Iran: Through the Looking Glass

January 15, 2012 Print PDF

Lewis Carroll’s famous book Alice in Wonderland was followed by a sequel he wrote called Through the Looking-Glass and What Alice Found There. The book was full of symbols about the game of chess and the funny world Alice encounters inside the world of mirrors, especially with clocks running backward or other things turned on their heads.

The current tensions between Iran and its European counterparts, as well as the United States, are also a reflection of a strange game of chess, with different clocks telling different times and multiple players competing for the prize–which may in fact be difficult to define. Could 2012 be a year where a cross fire of domestic politics, Iranian intransigence, Israeli anxieties or an unintended provocation generate a war no one wants?

This past week, the European Union approved a phased ban on Iranian oil imports as part of a Western campaign to pressure Iran into stopping its nuclear processing. The EU and the U.S. accuse Iran of trying to develop a nuclear weapon capability under cover of a civilian energy program, a charge Tehran vehemently denies.

How this latest chapter in negotiations with Tehran plays out is anyone’s guess. The Iranian bluster of retaliating with an attempt to close down the Straits of Hormuz remains exactly that.  The threat aimed at Europe of turning off their oil pipelines immediately was also less impressive than expected, with Europeans quick to point out that they will replace the Iranian oil with other sources.

Iranian oil accounted for just 5.7 percent of total oil imports to the EU in 2010. The EU is the second largest importer after China. Some countries like Italy, Greece, and Spain import a higher percentage of oil from Iran, and the EU is going to have to address their needs precisely at a time when the southern EU countries are facing some tough economic pressures. Meanwhile, oil exports make up 50 percent of Iranian government revenue and such a boycott can cause a lot of pain in Tehran. Add the efforts of the United States to constrict the assets of the Iranian central bank to Teheran’s financial strain and the pressure is sure to be mounting on a government facing parliamentary elections in March, with the memories of a falsified election in 2009 still very much alive in the streets.

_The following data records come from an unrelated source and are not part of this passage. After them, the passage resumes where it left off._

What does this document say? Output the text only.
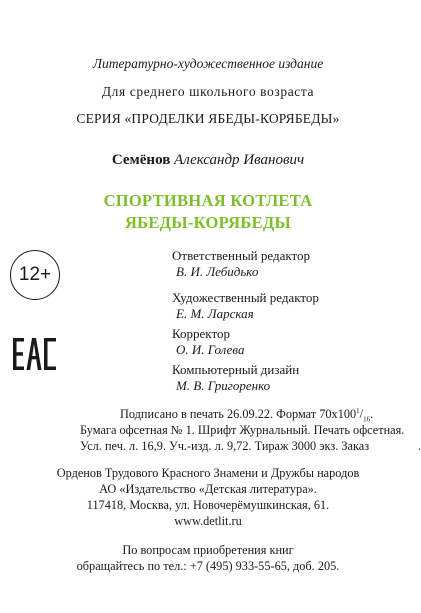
Литературно-художественное издание
Для среднего школьного возраста
СЕРИЯ «ПРОДЕЛКИ ЯБЕДЫ-КОРЯБЕДЫ»
Семёнов Александр Иванович
СПОРТИВНАЯ КОТЛЕТА
ЯБЕДЫ-КОРЯБЕДЫ
12+
Ответственный редактор
В. И. Лебидько
Художественный редактор
Е. М. Ларская
Корректор
О. И. Голева
Компьютерный дизайн
М. В. Григоренко
Подписано в печать 26.09.22. Формат $70x100^1/_{16}$.
Бумага офсетная № 1. Шрифт Журнальный. Печать офсетная.
Усл. печ. л. 16,9. Уч.-изд. л. 9,72. Тираж 3000 экз. Заказ	.
Орденов Трудового Красного Знамени и Дружбы народов
АО «Издательство «Детская литература».
117418, Москва, ул. Новочерёмушкинская, 61.
www.detlit.ru
По вопросам приобретения книг
обращайтесь по тел.: +7 (495) 933-55-65, доб. 205.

The fact that the EU is taking a rather tough stance toward Iran   and has managed to generate a common platform to do so, is noteworthy in itself. Both the British and the French governments have been pushing particularly hard, with the UK’s embassy recently ransacked in Tehran. Germany has been Iran’s most important trading partner in the EU, but Berlin has been responding to pressures to reduce those ties, even though the business community has not always been thrilled with that effort. Arguing against unilateral trade restrictions, German industry representatives claim that Germany would lose jobs and allow Chinese and other rivals to take over the market. Yet, Chancellor Merkel stood fully behind the oil boycott.